Anyway, the Mechon battle soon fades and the player is thrust into the future where they meet the real hero of the game, Shulk. It is here that the game starts proper and the player can begin to bask in what is truly an epic undertaking. Shulk lives in Colony 9 and leads a relatively tranquil life amongst his fellow Homs, until the colony is attacked by the Mechons. It is at this point that Shulk, along with a few friends, sets off on what is an epic quest to finally bring peace to this world.
The player now has the chance to explore a massive open world without limitation, and I mean without limitation as there is nothing to stop you throwing yourself off a cliff. The range and variety of this world is something quite unknown for a Wii game. Teeming with native wildlife, during their journey the player will come across both passive creatures and those that will attack the player on sight or sound. Being able to identify these creatures as they wander the long grass or the dark caves will allow the player a chance to avoid combat if they wish, cutting down on unnecessary random encounters.
Whilst the visuals of the game are not exactly cutting edge, it can safely be said that the ambition of the developers is easy to see. It really is not too much of a leap of imagination to see this game as belonging on Xbox360 or PS3, but the fact that it is a Wii title is very impressive. The game is obviously pushing the console to it’s limits and is undeniably one of the best looking games on the Wii. Similar praise can be cast upon the audio track, for the most part. The soundtrack is epic and, at the right times, does a great job of building the tension. The voice work is perhaps where things falter slightly, mostly due to English voice over artists that just don’t quite seem to fit in. The original Japanese voices are also included, although not everything gets English subtitles which may cause some confusion.

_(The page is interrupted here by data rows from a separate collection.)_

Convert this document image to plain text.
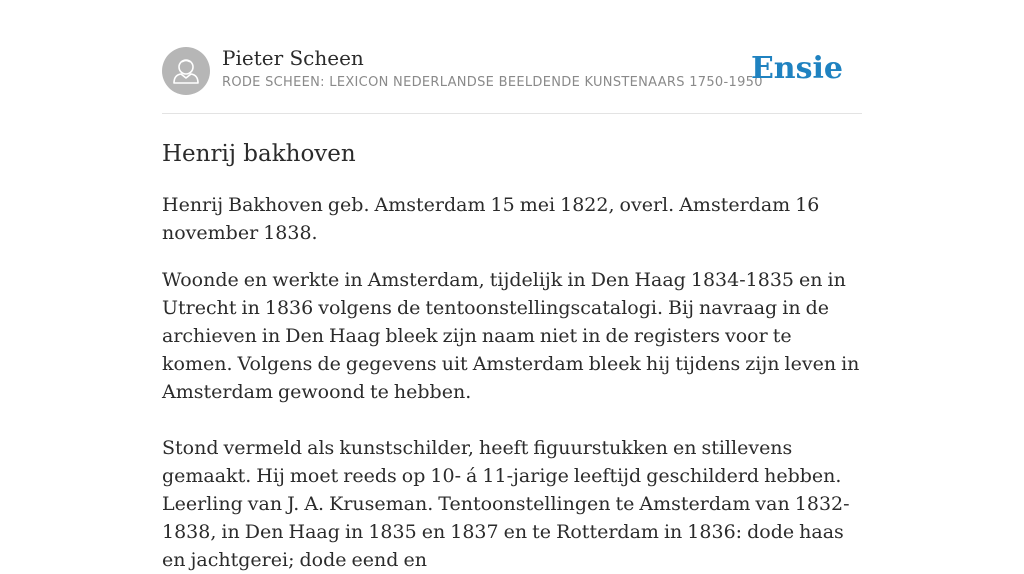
Pieter Scheen
RODE SCHEEN: LEXICON NEDERLANDSE BEELDENDE KUNSTENAARS 1750-1950
Ensie
Henrij bakhoven

Henrij Bakhoven geb. Amsterdam 15 mei 1822, overl. Amsterdam 16 november 1838.

Woonde en werkte in Amsterdam, tijdelijk in Den Haag 1834-1835 en in Utrecht in 1836 volgens de tentoonstellingscatalogi. Bij navraag in de archieven in Den Haag bleek zijn naam niet in de registers voor te komen. Volgens de gegevens uit Amsterdam bleek hij tijdens zijn leven in Amsterdam gewoond te hebben.

Stond vermeld als kunstschilder, heeft figuurstukken en stillevens gemaakt. Hij moet reeds op 10- á 11-jarige leeftijd geschilderd hebben. Leerling van J. A. Kruseman. Tentoonstellingen te Amsterdam van 1832-1838, in Den Haag in 1835 en 1837 en te Rotterdam in 1836: dode haas en jachtgerei; dode eend en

The Japanese RPG genre seems to have fallen into a bit of a slump in recent years, slowly declining since the head popularity of Final Fantasy VII. I don’t know if players have come to expect more from their games now, or if the genre on the whole just ran out of momentum. But, with very few exceptions, JRPGs just don’t seem exciting any more. Until now, that is. Xenoblade Chronicles is like a breath of fresh air and has reignited my love for the epic Japanese Role-Playing Game.
The fact that Xenoblade Chronicles is a new game and not the 27th sequel, set in a world that we have already come to know and love, will give some gamers reason to doubt this games merits. The fact that it is on the Wii will also cause the core gamers think twice before buying. But let me tell you right now, if you have ever enjoyed a JRPG before, then you will enjoy this. The quality of this game is outstanding and single-handedly revitalises the JRPG genre. Buy it.